Viver o Hoje
Nunca a vida foi tão atual como hoje: por um triz é o futuro.
Tempo para mim significa a desagregação da matéria. O apodrecimento do que é orgânico como se o tempo tivesse como um verme dentro de um fruto e fosse roubando a este fruto toda a sua polpa. O tempo não existe. O que chamamos de tempo é o movimento de evolução das coisas, mas o tempo em si não existe. Ou existe imutável e nele nos transladamos.
O tempo passa depressa demais e a vida é tão curta. Então — para que eu não seja engolido pela voracidade das horas e pelas novidades que fazem o tempo passar depressa — eu cultivo um certo tédio. Degusto assim cada detestável minuto. E cultivo também o vazio silêncio da eternidade da espécie.

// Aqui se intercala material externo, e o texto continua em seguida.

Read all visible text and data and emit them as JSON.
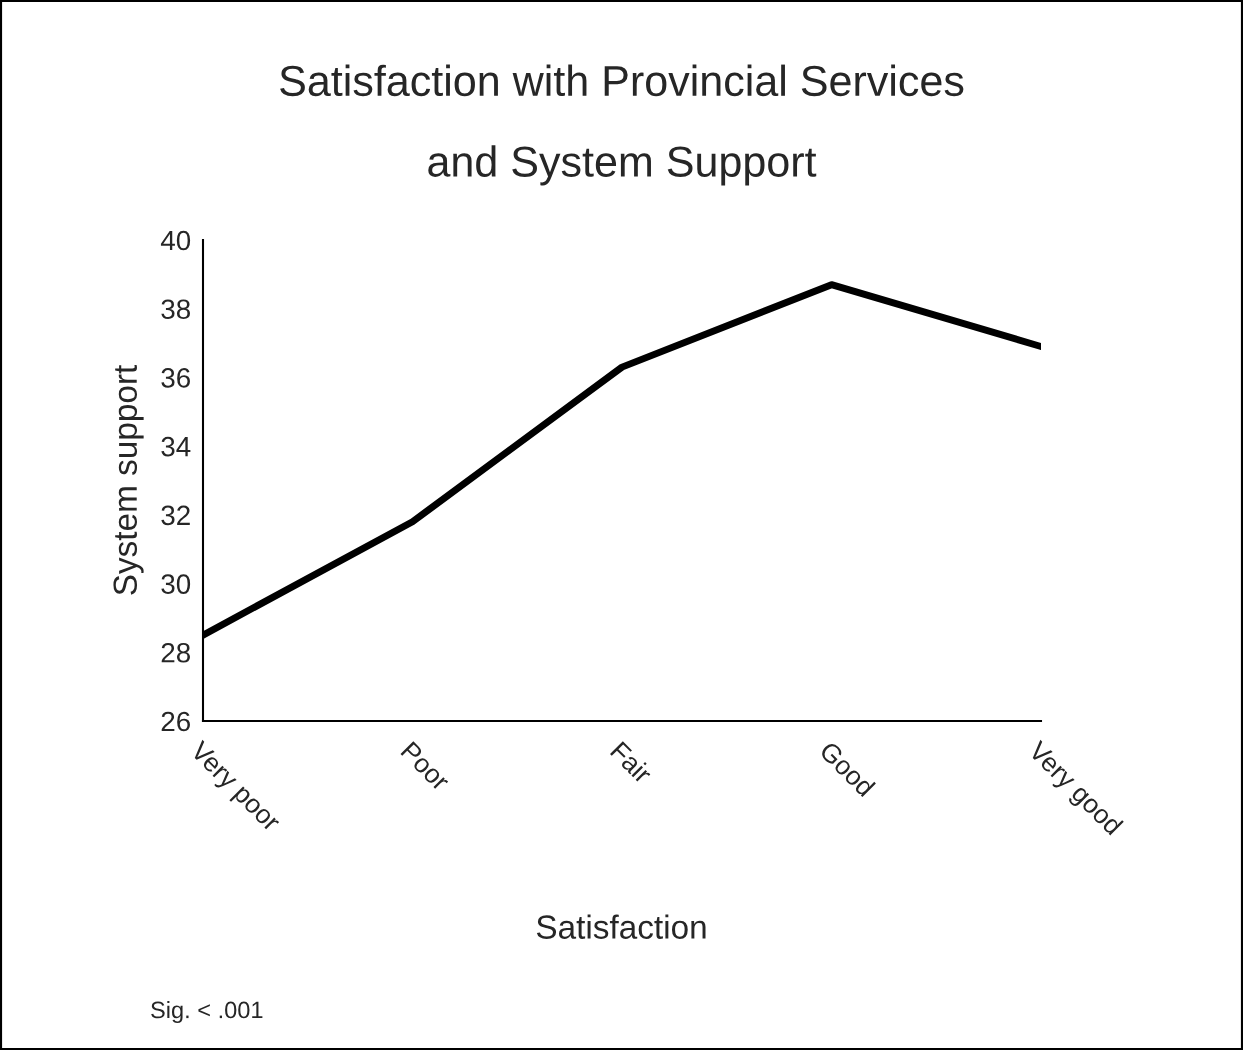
{
  "chart_data": {
    "type": "line",
    "title": "Satisfaction with Provincial Services\nand System Support",
    "xlabel": "Satisfaction",
    "ylabel": "System support",
    "categories": [
      "Very poor",
      "Poor",
      "Fair",
      "Good",
      "Very good"
    ],
    "series": [
      {
        "color": "#000000",
        "values": [
          28.5,
          31.8,
          36.3,
          38.7,
          36.9
        ]
      }
    ],
    "ylim": [
      26,
      40
    ],
    "yticks": [
      26,
      28,
      30,
      32,
      34,
      36,
      38,
      40
    ],
    "grid": false,
    "legend": false,
    "marker": "none",
    "line_style": "solid",
    "annotations": [
      "Sig. < .001"
    ]
  }
}
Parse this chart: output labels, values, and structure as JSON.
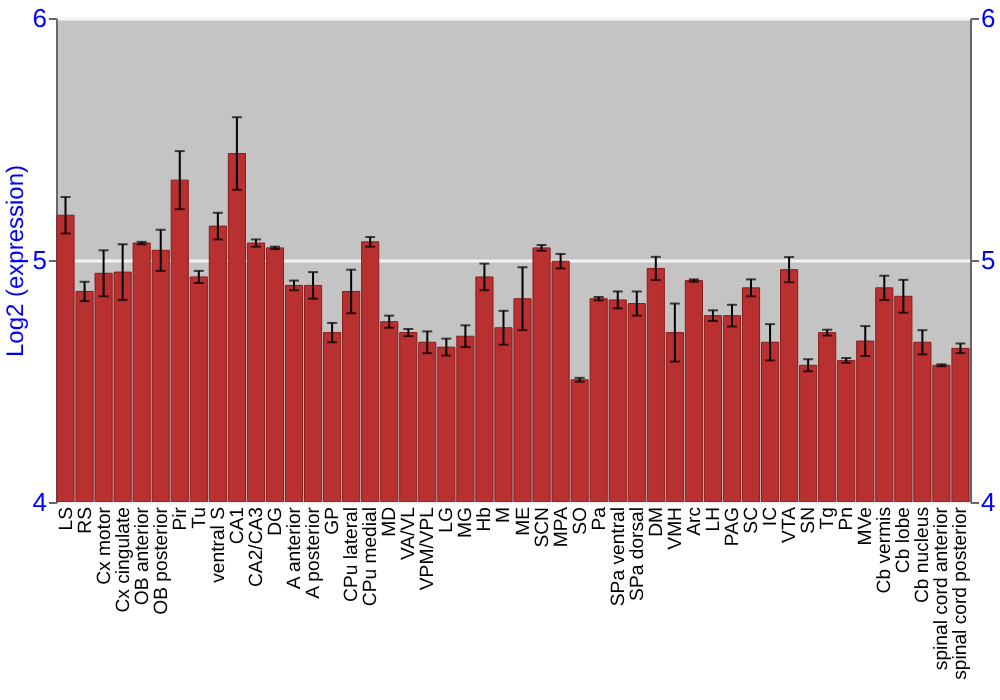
{
  "chart_data": {
    "type": "bar",
    "ylabel": "Log2 (expression)",
    "categories": [
      "LS",
      "RS",
      "Cx motor",
      "Cx cingulate",
      "OB anterior",
      "OB posterior",
      "Pir",
      "Tu",
      "ventral S",
      "CA1",
      "CA2/CA3",
      "DG",
      "A anterior",
      "A posterior",
      "GP",
      "CPu lateral",
      "CPu medial",
      "MD",
      "VA/VL",
      "VPM/VPL",
      "LG",
      "MG",
      "Hb",
      "M",
      "ME",
      "SCN",
      "MPA",
      "SO",
      "Pa",
      "SPa ventral",
      "SPa dorsal",
      "DM",
      "VMH",
      "Arc",
      "LH",
      "PAG",
      "SC",
      "IC",
      "VTA",
      "SN",
      "Tg",
      "Pn",
      "MVe",
      "Cb vermis",
      "Cb lobe",
      "Cb nucleus",
      "spinal cord anterior",
      "spinal cord posterior"
    ],
    "values": [
      5.185,
      4.87,
      4.945,
      4.95,
      5.07,
      5.04,
      5.33,
      4.93,
      5.14,
      5.44,
      5.07,
      5.05,
      4.895,
      4.895,
      4.7,
      4.87,
      5.075,
      4.745,
      4.7,
      4.66,
      4.64,
      4.685,
      4.93,
      4.72,
      4.84,
      5.05,
      4.995,
      4.505,
      4.84,
      4.835,
      4.82,
      4.965,
      4.7,
      4.915,
      4.77,
      4.77,
      4.885,
      4.66,
      4.96,
      4.565,
      4.7,
      4.585,
      4.665,
      4.885,
      4.85,
      4.66,
      4.565,
      4.635
    ],
    "errors": [
      0.075,
      0.04,
      0.095,
      0.115,
      0.005,
      0.085,
      0.12,
      0.025,
      0.055,
      0.15,
      0.015,
      0.005,
      0.02,
      0.055,
      0.04,
      0.09,
      0.02,
      0.025,
      0.015,
      0.045,
      0.035,
      0.045,
      0.055,
      0.07,
      0.13,
      0.012,
      0.03,
      0.008,
      0.007,
      0.035,
      0.05,
      0.048,
      0.12,
      0.005,
      0.022,
      0.045,
      0.035,
      0.075,
      0.052,
      0.025,
      0.012,
      0.01,
      0.062,
      0.05,
      0.068,
      0.05,
      0.004,
      0.02
    ],
    "color": "#b83030",
    "ylim": [
      4,
      6
    ],
    "yticks": [
      4,
      5,
      6
    ],
    "y2lim": [
      4,
      6
    ],
    "y2ticks": [
      4,
      5,
      6
    ],
    "grid": "y"
  }
}
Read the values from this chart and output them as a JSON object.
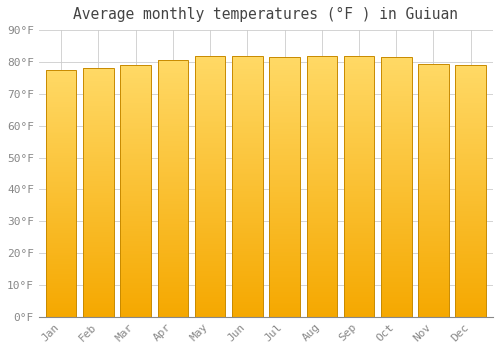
{
  "title": "Average monthly temperatures (°F ) in Guiuan",
  "months": [
    "Jan",
    "Feb",
    "Mar",
    "Apr",
    "May",
    "Jun",
    "Jul",
    "Aug",
    "Sep",
    "Oct",
    "Nov",
    "Dec"
  ],
  "values": [
    77.5,
    78.0,
    79.0,
    80.5,
    82.0,
    82.0,
    81.5,
    82.0,
    82.0,
    81.5,
    79.5,
    79.0
  ],
  "bar_color_bottom": "#F5A800",
  "bar_color_top": "#FFD966",
  "bar_edge_color": "#C88A00",
  "background_color": "#FFFFFF",
  "plot_bg_color": "#FFFFFF",
  "grid_color": "#CCCCCC",
  "text_color": "#888888",
  "title_color": "#444444",
  "ylim": [
    0,
    90
  ],
  "ytick_step": 10,
  "title_fontsize": 10.5,
  "tick_fontsize": 8
}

Quero viver muitos minutos num só minuto.
Quero me multiplicar para poder abranger até áreas desérticas que dão a idéia de imobilidade eterna.
Na eternidade não existe o tempo.
Noite e dia são contrários porque são o tempo e o tempo não se divide. De agora em diante o tempo vai ser sempre atual. Hoje é hoje.
Espanto-me ao mesmo tempo desconfiada por tanto me ser dado. E amanhã eu vou ter de novo um hoje. Há algo de dor e pungência em viver o hoje. O paroxismo da mais fina e extrema nota de violino insistente. Mas há o hábito e o hábito anestesia.
Clarice Lispector, da obra “Um Sopro de Vida”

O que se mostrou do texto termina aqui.